Ammonium bromide, NH_{4}Br, is the ammonium salt of hydrobromic acid. The chemical crystallizes in colorless prisms, possessing a saline taste; it sublimes on heating and is easily soluble in water. On exposure to air it gradually assumes a yellow color because of the oxidation of bromide (Br^{−}) to bromine (Br_{2}).

==Structure==
Ammonium bromide is a salt that crystallizes in a motif akin those for the alkali metal bromides chlorides. Several phases have been characterized, which are similar but not identical to those of ammonium chloride.

Ammonium bromide melts congruently but only under pressure.

When dissolved, the lattice disassembles into separate bromide and ammonium cations. At neutral pH, the N-H bonds rapidly exchange with water.
== Preparation ==
Ammonium bromide can be prepared by the direct action of hydrogen bromide on ammonia.
 NH_{3} + HBr → NH_{4}Br

It can also be prepared by the reaction of ammonia with iron(II) bromide or iron(III) bromide, which may be obtained by passing aqueous bromine solution over iron filings.
 2 NH_{3} + FeBr_{2} + 2 H_{2}O → 2 NH_{4}Br + Fe(OH)_{2}

== Reactions ==
Ammonium bromide is a weak acid with a pK_{a} of approximately 9 in water. It is an acid salt because the ammonium ion hydrolyzes slightly in water.

Ammonium bromide is a strong electrolyte when put in water:
NH_{4}Br(s) → NH4+(aq) + Br^{−}(aq)

Ammonium bromide decomposes to ammonia and hydrogen bromide when heated at elevated temperatures:
 NH_{4}Br → NH_{3} + HBr

==Uses==
Ammonium bromide is used for photography in films, plates and papers; in fireproofing of wood; in lithography and process engraving; in corrosion inhibitors; and in pharmaceutical preparations.

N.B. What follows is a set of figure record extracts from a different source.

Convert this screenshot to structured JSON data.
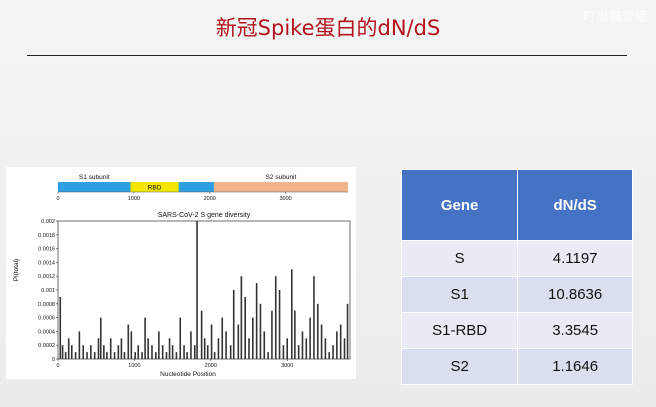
{
  "slide": {
    "title": "新冠Spike蛋白的dN/dS",
    "watermark": "叮当猫爱嗑"
  },
  "colors": {
    "title": "#b3121b",
    "s1_bar": "#2e9fe0",
    "rbd_bar": "#f2e600",
    "s2_bar": "#f2b48a",
    "header_bg": "#4472c4",
    "spikes": "#333333"
  },
  "chart_data": {
    "type": "bar",
    "title": "SARS-CoV-2 S gene diversity",
    "xlabel": "Nucleotide Position",
    "ylabel": "Pi(total)",
    "xlim": [
      0,
      3822
    ],
    "ylim": [
      0,
      0.002
    ],
    "x_ticks": [
      "0",
      "1000",
      "2000",
      "3000"
    ],
    "y_ticks": [
      "0",
      "0.0002",
      "0.0004",
      "0.0006",
      "0.0008",
      "0.001",
      "0.0012",
      "0.0014",
      "0.0016",
      "0.0018",
      "0.002"
    ],
    "domains": [
      {
        "name": "S1 subunit",
        "start": 0,
        "end": 2055
      },
      {
        "name": "RBD",
        "start": 955,
        "end": 1590
      },
      {
        "name": "S2 subunit",
        "start": 2055,
        "end": 3822
      }
    ],
    "domain_ticks": [
      "0",
      "1000",
      "2000",
      "3000"
    ],
    "grid": false,
    "series": [
      {
        "x": [
          30,
          60,
          100,
          140,
          180,
          230,
          280,
          330,
          380,
          430,
          480,
          530,
          560,
          600,
          640,
          690,
          740,
          790,
          830,
          870,
          920,
          960,
          1010,
          1050,
          1100,
          1140,
          1180,
          1230,
          1280,
          1320,
          1370,
          1420,
          1460,
          1500,
          1550,
          1600,
          1650,
          1690,
          1740,
          1790,
          1820,
          1880,
          1920,
          1960,
          2010,
          2050,
          2100,
          2150,
          2200,
          2260,
          2300,
          2360,
          2400,
          2450,
          2500,
          2550,
          2600,
          2650,
          2700,
          2750,
          2800,
          2850,
          2900,
          2950,
          3000,
          3060,
          3100,
          3150,
          3200,
          3250,
          3300,
          3350,
          3400,
          3450,
          3500,
          3550,
          3600,
          3650,
          3700,
          3750,
          3790
        ],
        "y": [
          0.0009,
          0.0002,
          0.0001,
          0.0003,
          0.0002,
          0.0001,
          0.0004,
          0.0002,
          0.0001,
          0.0002,
          0.0001,
          0.0003,
          0.0006,
          0.0002,
          0.0001,
          0.0003,
          0.0001,
          0.0002,
          0.0003,
          0.0001,
          0.0005,
          0.0004,
          0.0001,
          0.0002,
          0.0001,
          0.0006,
          0.0003,
          0.0002,
          0.0001,
          0.0004,
          0.0002,
          0.0001,
          0.0003,
          0.0002,
          0.0001,
          0.0006,
          0.0002,
          0.0001,
          0.0004,
          0.0002,
          0.002,
          0.0007,
          0.0003,
          0.0002,
          0.0005,
          0.0001,
          0.0003,
          0.0006,
          0.0004,
          0.0002,
          0.001,
          0.0005,
          0.0012,
          0.0009,
          0.0003,
          0.0006,
          0.0011,
          0.0008,
          0.0004,
          0.0001,
          0.0007,
          0.0012,
          0.001,
          0.0002,
          0.0003,
          0.0013,
          0.0007,
          0.0002,
          0.0004,
          0.0003,
          0.0006,
          0.0012,
          0.0008,
          0.0005,
          0.0003,
          0.0001,
          0.0002,
          0.0004,
          0.0005,
          0.0003,
          0.0008
        ]
      }
    ]
  },
  "table": {
    "headers": [
      "Gene",
      "dN/dS"
    ],
    "rows": [
      {
        "gene": "S",
        "value": "4.1197"
      },
      {
        "gene": "S1",
        "value": "10.8636"
      },
      {
        "gene": "S1-RBD",
        "value": "3.3545"
      },
      {
        "gene": "S2",
        "value": "1.1646"
      }
    ]
  }
}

Ammonium bromide has historically been used in limited flame-retardant formulations in the wood industry. However, due to concerns over toxicity, corrosive combustion products, and environmental impact, its use in fire-retardant wood treatments has been largely discontinued in Europe, with non-essential industrial applications effectively phased out in the early 2000s.